Marcos Ramos left Elastic for a startup company after four years. He was excited to be back in the Elastic fold when the startup was acquired by Elastic at the end of 2023.
Marcos started his journey with Elastic in 2018 as a support engineer and had been working with Elasticsearch for two years prior. He implemented the technology at two companies before taking a class on Elasticsearch.
“I made contacts and connected with the teacher, so I thought, ‘Why not just work for them?’,” he says.
As a support engineer and later as a senior support engineer, Marcos helped Elastic customers with their queries, issues, and pain points so that they could get the most out of Elasticsearch.
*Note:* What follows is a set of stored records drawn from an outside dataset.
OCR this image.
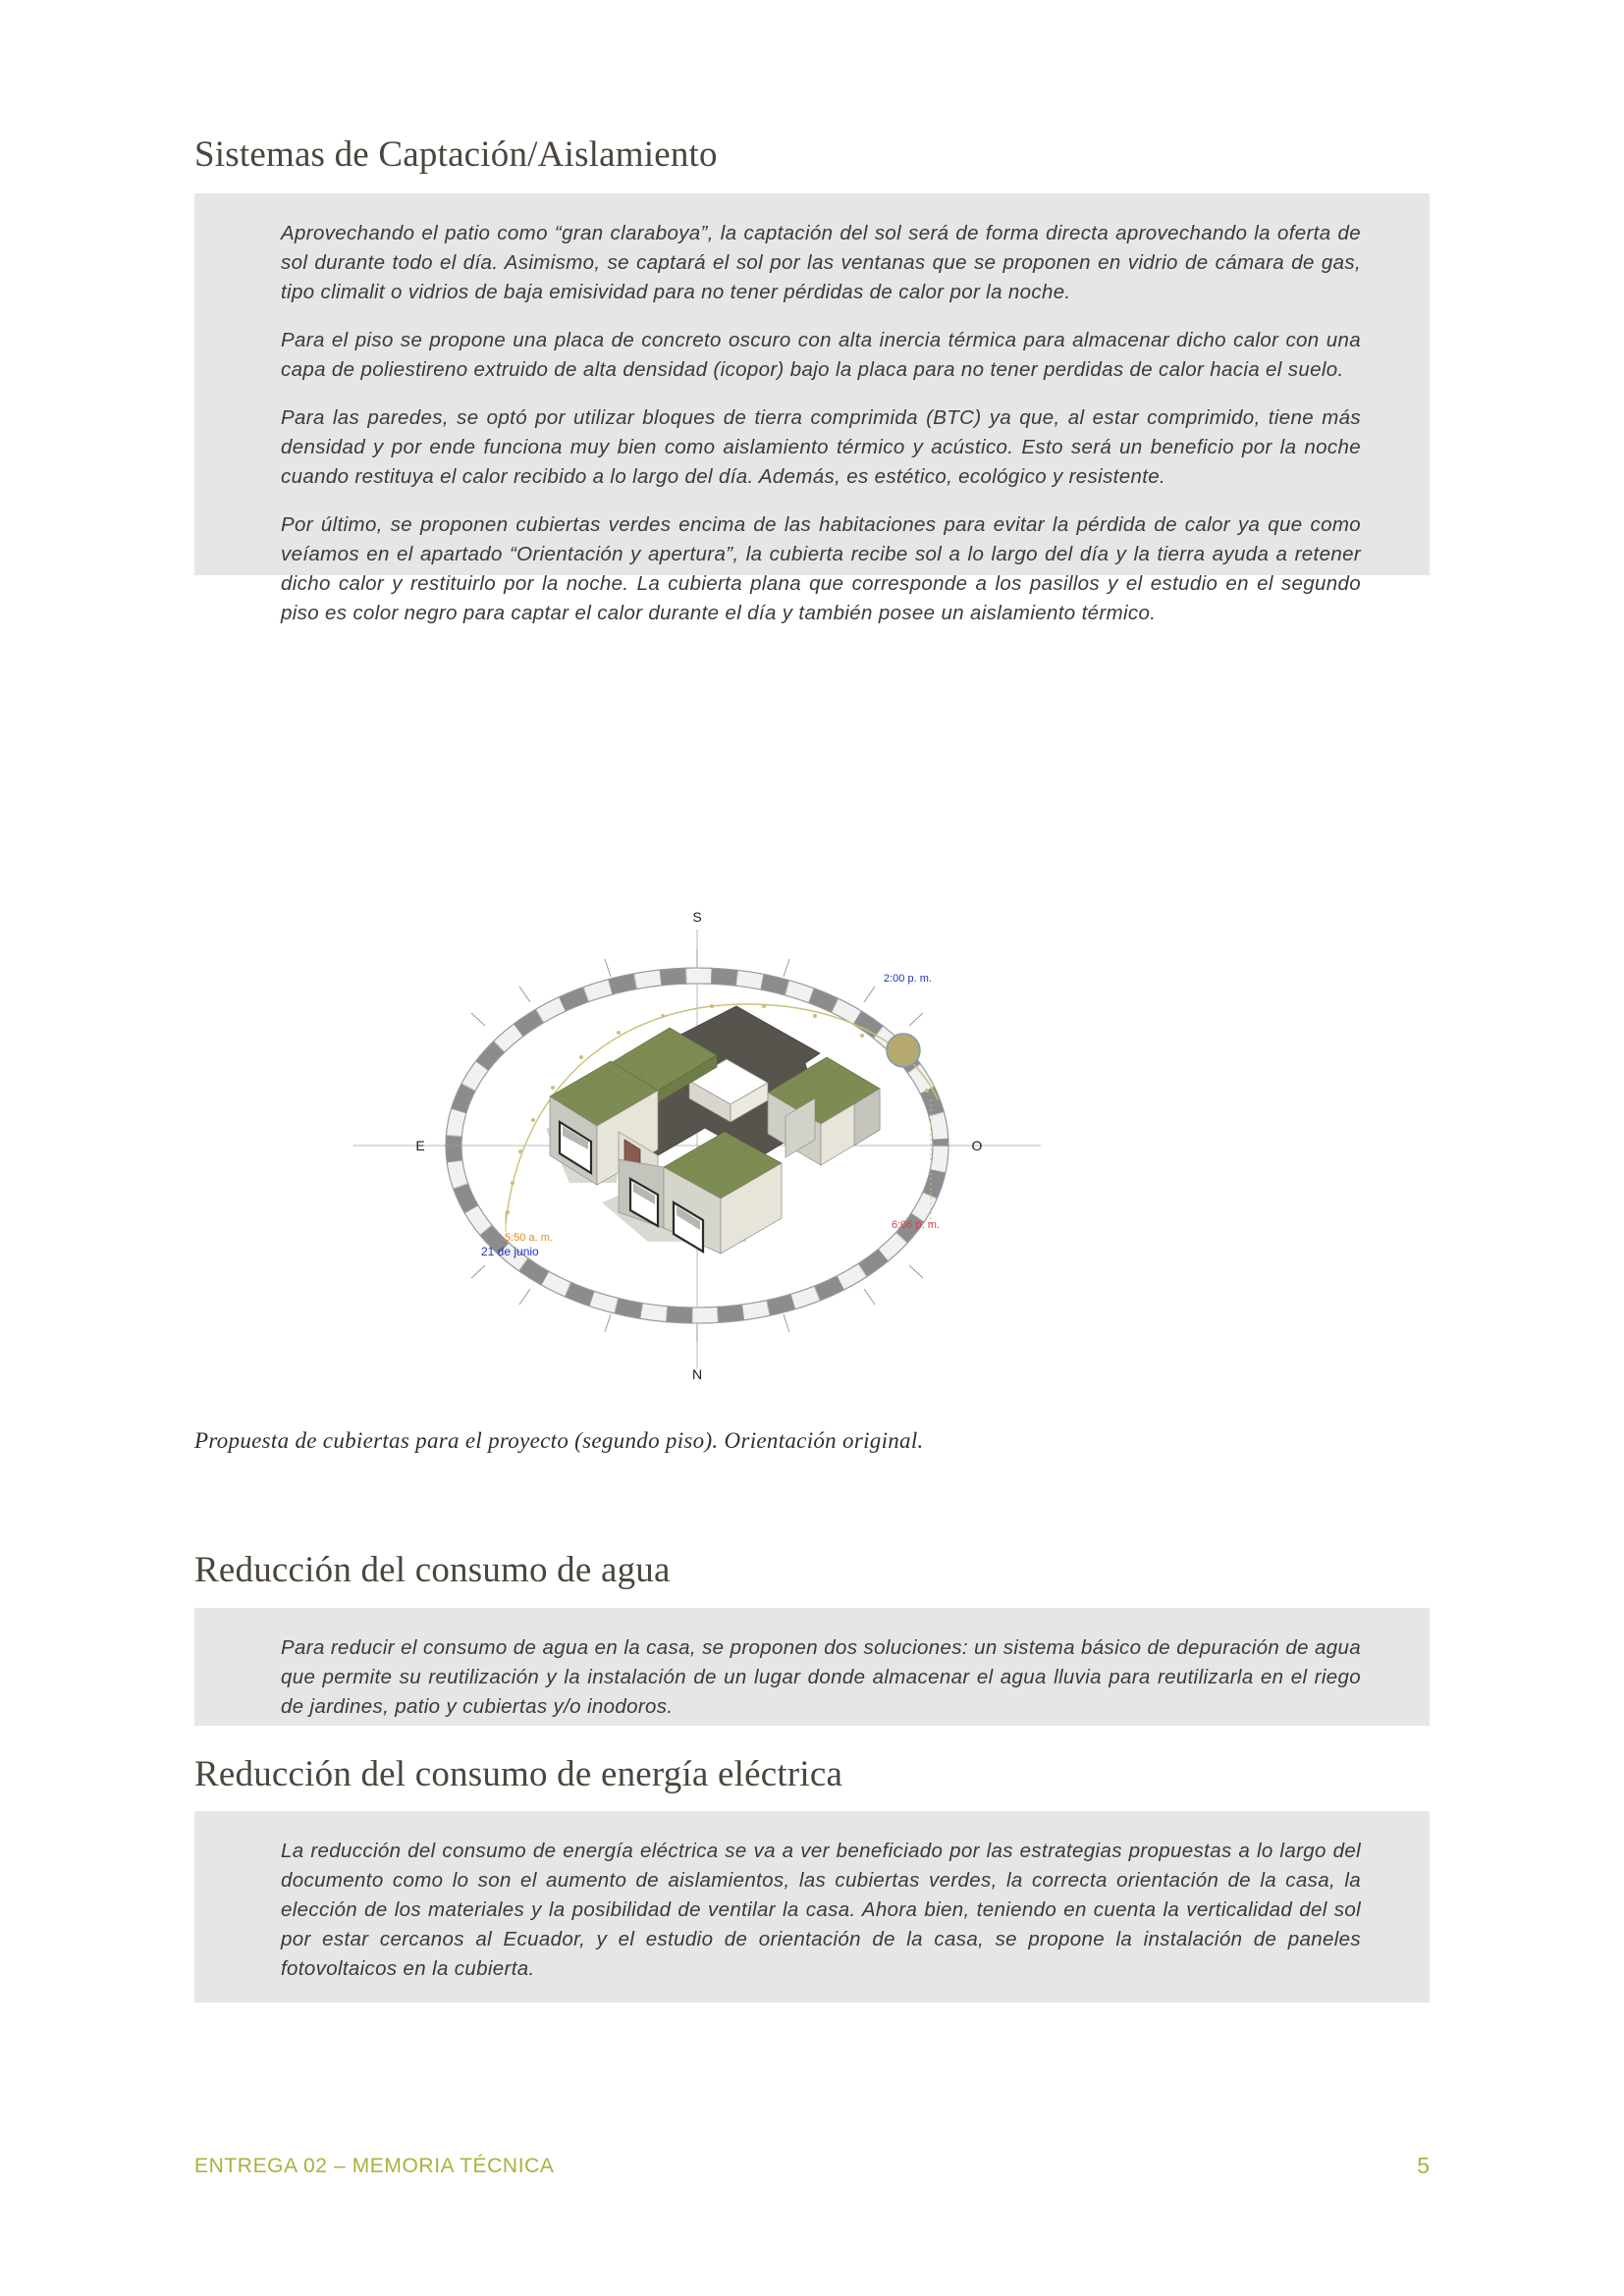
Sistemas de Captación/Aislamiento

Aprovechando el patio como “gran claraboya”, la captación del sol será de forma directa aprovechando la oferta de sol durante todo el día. Asimismo, se captará el sol por las ventanas que se proponen en vidrio de cámara de gas, tipo climalit o vidrios de baja emisividad para no tener pérdidas de calor por la noche.

Para el piso se propone una placa de concreto oscuro con alta inercia térmica para almacenar dicho calor con una capa de poliestireno extruido de alta densidad (icopor) bajo la placa para no tener perdidas de calor hacia el suelo.

Para las paredes, se optó por utilizar bloques de tierra comprimida (BTC) ya que, al estar comprimido, tiene más densidad y por ende funciona muy bien como aislamiento térmico y acústico. Esto será un beneficio por la noche cuando restituya el calor recibido a lo largo del día. Además, es estético, ecológico y resistente.

Por último, se proponen cubiertas verdes encima de las habitaciones para evitar la pérdida de calor ya que como veíamos en el apartado “Orientación y apertura”, la cubierta recibe sol a lo largo del día y la tierra ayuda a retener dicho calor y restituirlo por la noche. La cubierta plana que corresponde a los pasillos y el estudio en el segundo piso es color negro para captar el calor durante el día y también posee un aislamiento térmico.

S
N
E	O
5:50 a. m.
21 de junio
2:00 p. m.
6:06 p. m.
Propuesta de cubiertas para el proyecto (segundo piso). Orientación original.
Reducción del consumo de agua

Para reducir el consumo de agua en la casa, se proponen dos soluciones: un sistema básico de depuración de agua que permite su reutilización y la instalación de un lugar donde almacenar el agua lluvia para reutilizarla en el riego de jardines, patio y cubiertas y/o inodoros.

Reducción del consumo de energía eléctrica

La reducción del consumo de energía eléctrica se va a ver beneficiado por las estrategias propuestas a lo largo del documento como lo son el aumento de aislamientos, las cubiertas verdes, la correcta orientación de la casa, la elección de los materiales y la posibilidad de ventilar la casa. Ahora bien, teniendo en cuenta la verticalidad del sol por estar cercanos al Ecuador, y el estudio de orientación de la casa, se propone la instalación de paneles fotovoltaicos en la cubierta.

ENTREGA 02 – MEMORIA TÉCNICA	5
“You really need to know everything about the tech,” he says.
Marcos stayed in support for four years before he started to think about moving to a more technical role in DevOps, site reliability, or engineering.
While he was planning his internal move, he received an offer from Opster — a startup that provides tools to monitor and manage Elasticsearch.
“The offer was a match,” Marcos says. “It was in charge of support but on the more technical side and still inside of the Elasticsearch world.”
He was there for a little over a year before Elastic acquired the company. Now, Marcos is in the process of completing his move to become an operations engineer. This role requires him to keep the operations running smoothly inside of Elastic Cloud.
“I ensure that all the tests run smoothly, that there are no broken packages, and that no issues reach the production environment,” he says.
But he is happy to be back.
“I’m relieved to be back,” Marcos says. “Startups can be hard, and Elastic is a nice place to work. They have more structure for their employees.”
And Marcos’ previous Elastic experience helped him with the transition back.
“As a big company with a lot of teams, knowing how to navigate through Slack channels is really helpful,” he says.
Despite Elastic’s size, there is a lot of flexibility, he says. And from the technical aspect, there is plenty of internal documentation, so he doesn’t need to ask as many questions or schedule as many meetings.
But the people are one of the reasons he loves to work here.
“I love to work with Elasticians,” Marcos says. “They are always ready to help. And the Source Code is true — people really live it day to day and in their interactions. I was relieved when I read the ‘As YOU, Are’ pillar and ‘We all have an accent’.”
“We are always growing and creating,” Marcos says. “It’s great to be back.”